Os outros dois itens que vão gerar a compensação da desoneração têm impacto menor. O fim da isenção do IPI sobre veículos novos adquiridos por pessoas com deficiência geraria um ganho de R$ 428 milhões, de acordo com a IFI.

Para chegar a esse número, a instituição se baseou em dados da Federação Nacional da Distribuição de Veículos Automotores (Fenabrave) e da Associação Brasileira da Indústria, Comércio e Serviços de Tecnologia Assistiva (Abridef) , que apontam a comercialização de cerca de 300 mil veículos com esse benefício em 2019. Sem a isenção, a receita tributária subiria de R$ 4 bilhões em 2019 para R$ 4,4 bilhões neste ano.

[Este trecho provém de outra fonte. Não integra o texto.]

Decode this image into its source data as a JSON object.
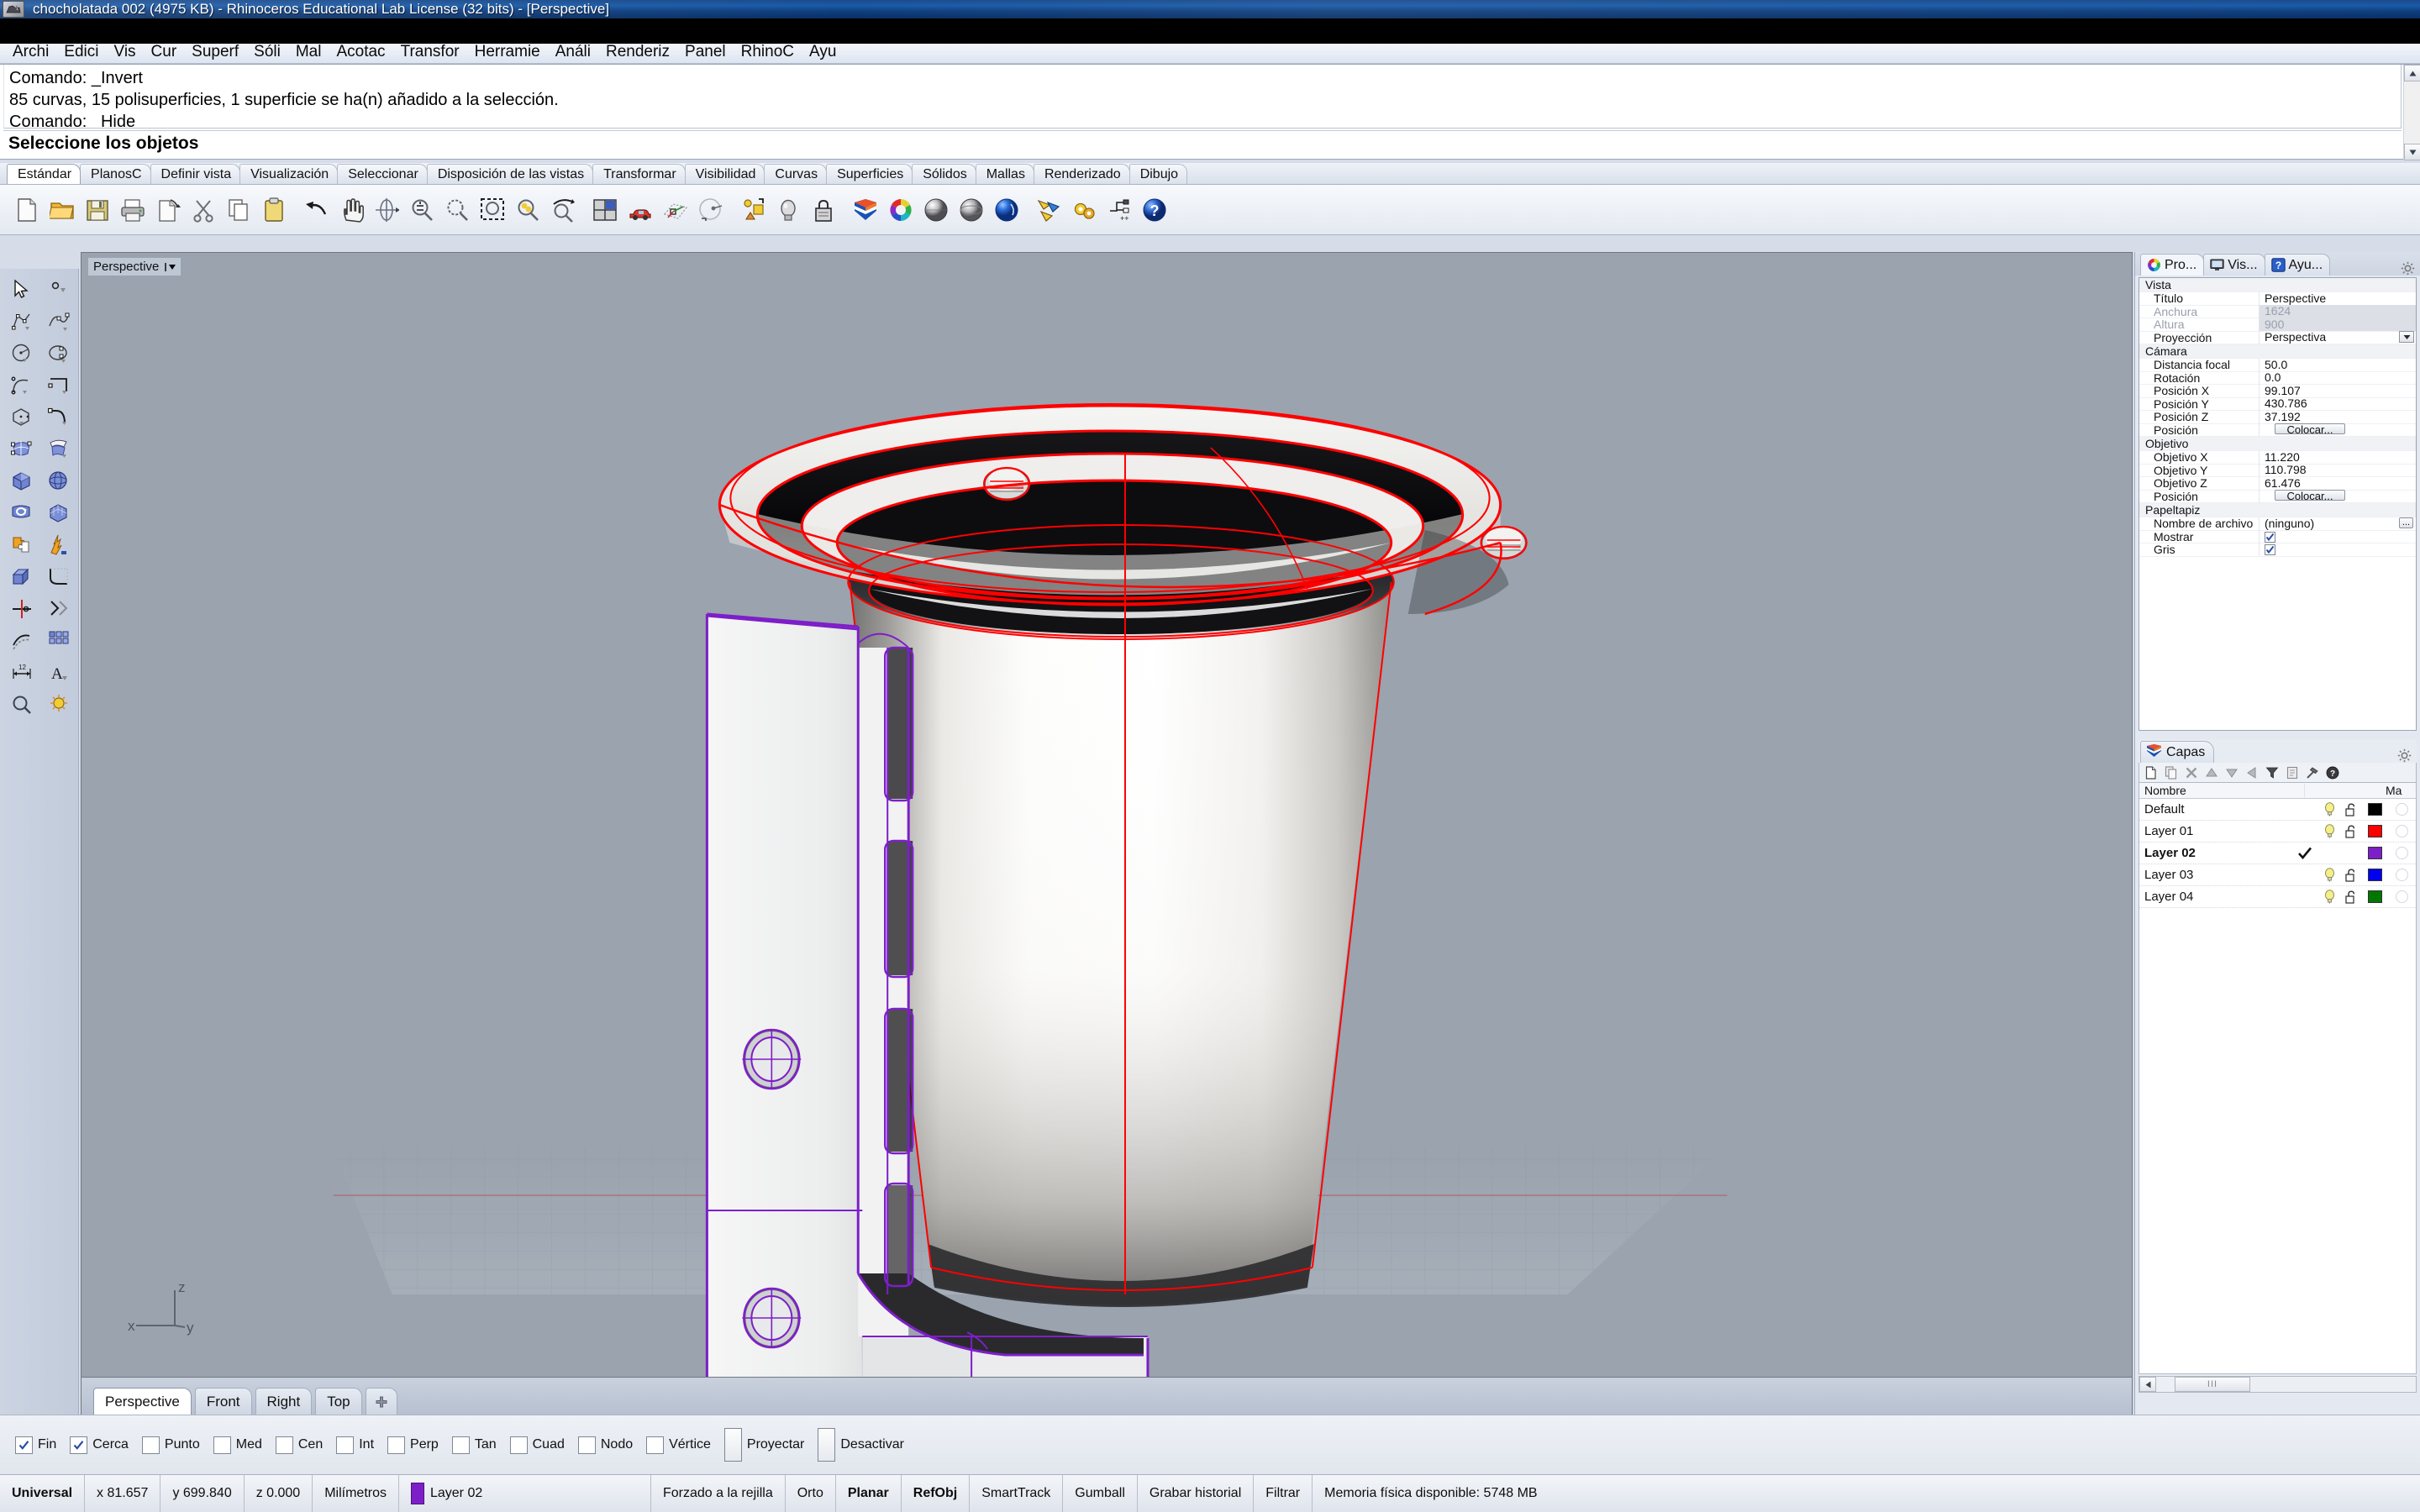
{
  "titlebar": {
    "text": "chocholatada 002 (4975 KB) - Rhinoceros Educational Lab License (32 bits) - [Perspective]",
    "icon": "rhino-logo-icon"
  },
  "menu": {
    "items": [
      {
        "label": "Archi"
      },
      {
        "label": "Edici"
      },
      {
        "label": "Vis"
      },
      {
        "label": "Cur"
      },
      {
        "label": "Superf"
      },
      {
        "label": "Sóli"
      },
      {
        "label": "Mal"
      },
      {
        "label": "Acotac"
      },
      {
        "label": "Transfor"
      },
      {
        "label": "Herramie"
      },
      {
        "label": "Análi"
      },
      {
        "label": "Renderiz"
      },
      {
        "label": "Panel"
      },
      {
        "label": "RhinoC"
      },
      {
        "label": "Ayu"
      }
    ]
  },
  "command": {
    "history": [
      "Comando: _Invert",
      "85 curvas, 15 polisuperficies, 1 superficie se ha(n) añadido a la selección.",
      "Comando: _Hide"
    ],
    "prompt": "Seleccione los objetos"
  },
  "toolbar_tabs": {
    "items": [
      {
        "label": "Estándar",
        "active": true
      },
      {
        "label": "PlanosC",
        "active": false
      },
      {
        "label": "Definir vista",
        "active": false
      },
      {
        "label": "Visualización",
        "active": false
      },
      {
        "label": "Seleccionar",
        "active": false
      },
      {
        "label": "Disposición de las vistas",
        "active": false
      },
      {
        "label": "Transformar",
        "active": false
      },
      {
        "label": "Visibilidad",
        "active": false
      },
      {
        "label": "Curvas",
        "active": false
      },
      {
        "label": "Superficies",
        "active": false
      },
      {
        "label": "Sólidos",
        "active": false
      },
      {
        "label": "Mallas",
        "active": false
      },
      {
        "label": "Renderizado",
        "active": false
      },
      {
        "label": "Dibujo",
        "active": false
      }
    ]
  },
  "main_toolbar": {
    "icons": [
      "new-file-icon",
      "open-folder-icon",
      "save-icon",
      "print-icon",
      "export-icon",
      "cut-scissors-icon",
      "copy-icon",
      "paste-clipboard-icon",
      "undo-arrow-icon",
      "pan-hand-icon",
      "rotate-view-icon",
      "zoom-in-out-icon",
      "zoom-extents-icon",
      "zoom-window-icon",
      "zoom-selected-icon",
      "zoom-dynamic-icon",
      "viewport-layout-icon",
      "render-preview-icon",
      "cplane-icon",
      "named-view-icon",
      "properties-icon",
      "light-bulb-icon",
      "lock-icon",
      "layers-icon",
      "color-wheel-icon",
      "shaded-sphere-icon",
      "rendered-sphere-icon",
      "ghosted-sphere-icon",
      "select-filter-icon",
      "options-gear-icon",
      "macro-icon",
      "help-icon"
    ]
  },
  "side_toolbar": {
    "icons": [
      "select-arrow-icon",
      "point-object-icon",
      "polyline-icon",
      "control-point-curve-icon",
      "circle-icon",
      "ellipse-icon",
      "arc-icon",
      "rectangle-icon",
      "polygon-icon",
      "curve-tools-icon",
      "surface-from-points-icon",
      "loft-surface-icon",
      "box-solid-icon",
      "sphere-solid-icon",
      "revolve-surface-icon",
      "mesh-box-icon",
      "boolean-union-icon",
      "explode-icon",
      "extrude-icon",
      "fillet-icon",
      "trim-icon",
      "split-icon",
      "offset-icon",
      "array-icon",
      "dimension-icon",
      "text-icon",
      "analyze-icon",
      "render-tools-icon"
    ]
  },
  "viewport": {
    "label": "Perspective",
    "axis": {
      "x": "x",
      "y": "y",
      "z": "z"
    },
    "background_color": "#9aa3ae",
    "selected_curve_color": "#ff0000",
    "layer02_color": "#7d1fc8",
    "tabs": [
      {
        "label": "Perspective",
        "active": true
      },
      {
        "label": "Front",
        "active": false
      },
      {
        "label": "Right",
        "active": false
      },
      {
        "label": "Top",
        "active": false
      }
    ],
    "add_tab_icon": "plus-icon"
  },
  "properties_panel": {
    "tabs": [
      {
        "label": "Pro...",
        "icon": "color-wheel-icon",
        "active": true
      },
      {
        "label": "Vis...",
        "icon": "monitor-icon",
        "active": false
      },
      {
        "label": "Ayu...",
        "icon": "help-blue-icon",
        "active": false
      }
    ],
    "gear_icon": "gear-icon",
    "groups": [
      {
        "title": "Vista",
        "rows": [
          {
            "key": "Título",
            "value": "Perspective",
            "style": "normal"
          },
          {
            "key": "Anchura",
            "value": "1624",
            "style": "dim"
          },
          {
            "key": "Altura",
            "value": "900",
            "style": "dim"
          },
          {
            "key": "Proyección",
            "value": "Perspectiva",
            "style": "dropdown"
          }
        ]
      },
      {
        "title": "Cámara",
        "rows": [
          {
            "key": "Distancia focal",
            "value": "50.0",
            "style": "normal"
          },
          {
            "key": "Rotación",
            "value": "0.0",
            "style": "normal"
          },
          {
            "key": "Posición X",
            "value": "99.107",
            "style": "normal"
          },
          {
            "key": "Posición Y",
            "value": "430.786",
            "style": "normal"
          },
          {
            "key": "Posición Z",
            "value": "37.192",
            "style": "normal"
          },
          {
            "key": "Posición",
            "value": "Colocar...",
            "style": "button"
          }
        ]
      },
      {
        "title": "Objetivo",
        "rows": [
          {
            "key": "Objetivo X",
            "value": "11.220",
            "style": "normal"
          },
          {
            "key": "Objetivo Y",
            "value": "110.798",
            "style": "normal"
          },
          {
            "key": "Objetivo Z",
            "value": "61.476",
            "style": "normal"
          },
          {
            "key": "Posición",
            "value": "Colocar...",
            "style": "button"
          }
        ]
      },
      {
        "title": "Papeltapiz",
        "rows": [
          {
            "key": "Nombre de archivo",
            "value": "(ninguno)",
            "style": "ellipsis-button"
          },
          {
            "key": "Mostrar",
            "value": "",
            "style": "checkbox"
          },
          {
            "key": "Gris",
            "value": "",
            "style": "checkbox"
          }
        ]
      }
    ]
  },
  "layers_panel": {
    "tab_label": "Capas",
    "tab_icon": "layers-shield-icon",
    "gear_icon": "gear-icon",
    "toolbar_icons": [
      "new-layer-icon",
      "copy-layer-icon",
      "delete-layer-icon",
      "move-up-icon",
      "move-down-icon",
      "move-left-icon",
      "filter-funnel-icon",
      "layer-props-icon",
      "layer-tools-hammer-icon",
      "layer-help-icon"
    ],
    "columns": [
      "Nombre",
      "",
      "",
      "",
      "",
      "Ma"
    ],
    "rows": [
      {
        "name": "Default",
        "active": false,
        "visible": true,
        "locked": false,
        "color": "#000000"
      },
      {
        "name": "Layer 01",
        "active": false,
        "visible": true,
        "locked": false,
        "color": "#ff0000"
      },
      {
        "name": "Layer 02",
        "active": true,
        "visible": true,
        "locked": false,
        "color": "#7d1fc8"
      },
      {
        "name": "Layer 03",
        "active": false,
        "visible": true,
        "locked": false,
        "color": "#0000ee"
      },
      {
        "name": "Layer 04",
        "active": false,
        "visible": true,
        "locked": false,
        "color": "#007700"
      }
    ]
  },
  "osnap_bar": {
    "items": [
      {
        "label": "Fin",
        "checked": true,
        "tall": false
      },
      {
        "label": "Cerca",
        "checked": true,
        "tall": false
      },
      {
        "label": "Punto",
        "checked": false,
        "tall": false
      },
      {
        "label": "Med",
        "checked": false,
        "tall": false
      },
      {
        "label": "Cen",
        "checked": false,
        "tall": false
      },
      {
        "label": "Int",
        "checked": false,
        "tall": false
      },
      {
        "label": "Perp",
        "checked": false,
        "tall": false
      },
      {
        "label": "Tan",
        "checked": false,
        "tall": false
      },
      {
        "label": "Cuad",
        "checked": false,
        "tall": false
      },
      {
        "label": "Nodo",
        "checked": false,
        "tall": false
      },
      {
        "label": "Vértice",
        "checked": false,
        "tall": false
      },
      {
        "label": "Proyectar",
        "checked": false,
        "tall": true
      },
      {
        "label": "Desactivar",
        "checked": false,
        "tall": true
      }
    ]
  },
  "status_bar": {
    "cells": [
      {
        "text": "Universal",
        "bold": true,
        "type": "text"
      },
      {
        "text": "x 81.657",
        "bold": false,
        "type": "text"
      },
      {
        "text": "y 699.840",
        "bold": false,
        "type": "text"
      },
      {
        "text": "z 0.000",
        "bold": false,
        "type": "text"
      },
      {
        "text": "Milímetros",
        "bold": false,
        "type": "text"
      },
      {
        "text": "Layer 02",
        "bold": false,
        "type": "layer",
        "color": "#7d1fc8"
      },
      {
        "text": "Forzado a la rejilla",
        "bold": false,
        "type": "text"
      },
      {
        "text": "Orto",
        "bold": false,
        "type": "text"
      },
      {
        "text": "Planar",
        "bold": true,
        "type": "text"
      },
      {
        "text": "RefObj",
        "bold": true,
        "type": "text"
      },
      {
        "text": "SmartTrack",
        "bold": false,
        "type": "text"
      },
      {
        "text": "Gumball",
        "bold": false,
        "type": "text"
      },
      {
        "text": "Grabar historial",
        "bold": false,
        "type": "text"
      },
      {
        "text": "Filtrar",
        "bold": false,
        "type": "text"
      },
      {
        "text": "Memoria física disponible: 5748 MB",
        "bold": false,
        "type": "text"
      }
    ]
  }
}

Já o fim do Regime Especial da Indústria Química (Reiq), que garante incentivos para a indústria petroquímica, renderia mais R$ 394,3 milhões em arrecadação. Esse regime reduz alíquota do PIS/Cofins incidentes nas operações com nafta e outros produtos destinados a centrais petroquímicas.

Esse montante é apontado na edição de março de 2020 do Demonstrativo dos Gastos Tributários (DGT) da Receita Federal. A IFI estima que, ao eliminar o programa, o ganho de arrecadação seria do mesmo patamar.